While laudable, the actions of one nation alone will never be enough to prevent future atrocities. This must be, as Obama said, "the work … of all nations." It must involve every country, on every continent, from small nations such as Kosovo to the major economic, political, and military powers.

We were all haunted by the inhumanity that occurred in the places Obama mentioned, among them Cambodia, Rwanda, Bosnia, and Darfur. The capacity for cruelty knows no regional boundaries, and neither must the impulse to take action to save lives and avert suffering.

In Kosovo, we are working hard to prevent such horrible things from happening again by seeking to create an open, multiethnic democracy. We have embarked on a constructive dialogue with Serbia to close the dark chapter of our past and begin a new one based on peace, tolerance, and mutual respect. During my official visit to the United States earlier this month, I proposed establishing a committee for truth and reconciliation to help both Albanians and Serbs leave the bitter past behind. We stand ready to work hard with all our neighbors, including Serbia, to ensure that all mass atrocities are stopped forever.

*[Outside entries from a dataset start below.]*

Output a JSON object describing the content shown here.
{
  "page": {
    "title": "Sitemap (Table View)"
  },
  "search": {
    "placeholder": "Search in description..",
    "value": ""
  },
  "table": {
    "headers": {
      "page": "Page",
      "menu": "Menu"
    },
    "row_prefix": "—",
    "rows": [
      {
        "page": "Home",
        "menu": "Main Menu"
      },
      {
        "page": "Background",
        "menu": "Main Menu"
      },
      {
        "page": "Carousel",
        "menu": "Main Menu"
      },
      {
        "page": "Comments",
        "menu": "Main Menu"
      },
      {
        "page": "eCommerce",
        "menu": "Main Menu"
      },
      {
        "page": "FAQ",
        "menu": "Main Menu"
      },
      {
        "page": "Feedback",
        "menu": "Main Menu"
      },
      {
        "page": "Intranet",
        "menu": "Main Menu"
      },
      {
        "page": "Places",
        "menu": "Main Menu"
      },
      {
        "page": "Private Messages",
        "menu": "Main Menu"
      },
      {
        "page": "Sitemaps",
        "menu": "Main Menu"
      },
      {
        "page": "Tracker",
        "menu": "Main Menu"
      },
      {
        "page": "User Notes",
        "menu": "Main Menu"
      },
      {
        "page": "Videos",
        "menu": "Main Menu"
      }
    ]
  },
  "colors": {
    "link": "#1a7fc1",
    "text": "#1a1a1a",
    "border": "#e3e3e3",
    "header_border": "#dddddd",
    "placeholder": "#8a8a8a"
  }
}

Other nations of the world must also find a way to do collectively and internationally what Obama has committed the United States to doing on a national basis. Working through international organizations — global and regional — the nations of the world should establish international counterparts to America’s Atrocities Prevention Board. We must get better about sharing information on threatened atrocities and coordinate international efforts to prevent them.

As part of this effort, the United Nations should expand the role of the special advisor on the prevention of genocide to lead a secretariat and information clearinghouse for the U.N. equivalent of the Atrocities Prevention Board. Within the Organization for Security and Co-operation in Europe, the functions of the Office for Democratic Institutions and Human Rights should be expanded to perform a similar function for the organization’s 56 participating states in Europe, the former Soviet Union, and North America.

As President Obama rightly reminds us, "’Never again’ is a challenge to nations." It is up to all of us to answer that challenge.